Merci à mon cher Guy de m’avoir fait lire Auprès de moi toujours de KAZUO ISHIGURO (Folio, n°4659), un roman dont je ne vous dirai rien, afin de conserver intacte votre surprise, qui m’a permis de m’évader vraiment pendant de longues heures : une écriture différente, assurément. Merci au même de m’avoir fait découvrir JEAN-CLAUDE HÉMERY, dont j’ignorais tout, qui fut le traducteur de quelques géants de la littérature allemande (B. Brecht, G. Benn, F. Nietzsche, A. Schmidt, T. Bernhard, entre autres), l’ami de Perec et le compagnon de Cioran pendant ses promenades nocturnes. Excusez du peu ! Curriculum vitæ et autres textes, paru en 2003 aux Éditions du Murmure, réunit les quatre livres de cet auteur, que Maurice Nadeau publia pour la première fois entre 1963 et 1977, et c’est Grandiose ! De traduction de l’allemand, il est aussi question dans l’Amour aux temps de l’UE, une anthologie bilingue de la nouvelle poésie d’Outre-Rhin (choix, préface et traductions de TOM NISSE), que nous proposent les Éditions Biliki (44/70, rue des Palais – 1030 Bruxelles).
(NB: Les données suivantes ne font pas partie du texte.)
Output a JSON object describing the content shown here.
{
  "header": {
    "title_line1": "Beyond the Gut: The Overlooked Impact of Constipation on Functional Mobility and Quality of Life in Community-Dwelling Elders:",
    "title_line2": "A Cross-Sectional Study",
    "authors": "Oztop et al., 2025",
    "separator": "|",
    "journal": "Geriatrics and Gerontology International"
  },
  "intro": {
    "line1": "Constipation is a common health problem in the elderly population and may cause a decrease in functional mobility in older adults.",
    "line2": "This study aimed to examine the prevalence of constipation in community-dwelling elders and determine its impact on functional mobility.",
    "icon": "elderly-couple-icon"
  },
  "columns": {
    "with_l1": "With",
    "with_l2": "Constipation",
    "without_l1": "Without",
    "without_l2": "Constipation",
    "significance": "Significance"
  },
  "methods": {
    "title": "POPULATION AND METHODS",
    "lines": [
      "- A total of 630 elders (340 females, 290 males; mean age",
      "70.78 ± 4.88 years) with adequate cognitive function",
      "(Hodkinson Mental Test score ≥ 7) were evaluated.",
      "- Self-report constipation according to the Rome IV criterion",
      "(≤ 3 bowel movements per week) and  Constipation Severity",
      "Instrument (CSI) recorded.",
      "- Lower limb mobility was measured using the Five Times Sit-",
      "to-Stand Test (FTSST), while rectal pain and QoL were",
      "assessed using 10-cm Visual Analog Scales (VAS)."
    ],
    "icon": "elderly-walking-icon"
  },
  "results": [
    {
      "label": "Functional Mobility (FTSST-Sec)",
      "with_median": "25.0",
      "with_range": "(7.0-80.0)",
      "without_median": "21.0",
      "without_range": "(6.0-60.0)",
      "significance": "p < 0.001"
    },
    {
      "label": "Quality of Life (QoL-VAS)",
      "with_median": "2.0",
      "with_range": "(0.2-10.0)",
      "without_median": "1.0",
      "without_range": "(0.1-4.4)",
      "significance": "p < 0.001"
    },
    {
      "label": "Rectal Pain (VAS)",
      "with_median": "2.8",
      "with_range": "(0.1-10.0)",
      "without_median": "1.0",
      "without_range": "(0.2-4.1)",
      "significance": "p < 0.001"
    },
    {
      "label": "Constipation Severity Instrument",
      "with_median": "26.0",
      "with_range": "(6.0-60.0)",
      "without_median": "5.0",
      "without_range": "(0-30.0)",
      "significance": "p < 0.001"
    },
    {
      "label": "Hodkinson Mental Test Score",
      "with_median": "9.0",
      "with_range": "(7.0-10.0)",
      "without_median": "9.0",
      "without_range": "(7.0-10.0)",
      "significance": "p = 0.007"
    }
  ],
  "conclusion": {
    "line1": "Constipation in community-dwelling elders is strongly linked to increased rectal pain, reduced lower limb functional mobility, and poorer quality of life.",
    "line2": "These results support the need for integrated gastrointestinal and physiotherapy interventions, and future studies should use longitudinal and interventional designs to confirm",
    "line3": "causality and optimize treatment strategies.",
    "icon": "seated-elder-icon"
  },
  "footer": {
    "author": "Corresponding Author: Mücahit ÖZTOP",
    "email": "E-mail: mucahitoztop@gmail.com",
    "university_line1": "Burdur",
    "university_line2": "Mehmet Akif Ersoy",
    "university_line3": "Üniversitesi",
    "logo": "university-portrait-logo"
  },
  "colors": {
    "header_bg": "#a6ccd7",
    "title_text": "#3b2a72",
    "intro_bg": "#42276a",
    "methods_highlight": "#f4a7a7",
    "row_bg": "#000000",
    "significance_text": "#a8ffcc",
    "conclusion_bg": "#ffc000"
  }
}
Loin d’être intimidés, voire tus, par leur monumental Panthéon lyrique national, les jeunes allemand(e)s inventent leurs propres voix et leurs propres fulgurances. Au fil de tous ces textes, on découvrira avec bonheur l’authentique cohérence d’une génération « qui nous livre une poésie qui est véritablement à la hauteur des catastrophes de son époque ». On ne ratera pas non plus Max Ernst, l’Imagier des poètes, une petite merveille que nous livrent JULIA DROST, URSULA MOUREAU-MARTINI & NICOLAS DEVIGNE (Pups, Presses de l’Université Paris-Sorbonne, 28, rue Serpente – F 75006 Paris). On y dresse le bilan de toutes les façons dont l’immense Max Ernst a fait éclater les bornes anciennement assignées au « livre illustré » et au « livre de peintre » en chamboulant hardiment la relation entre l’image et le verbe.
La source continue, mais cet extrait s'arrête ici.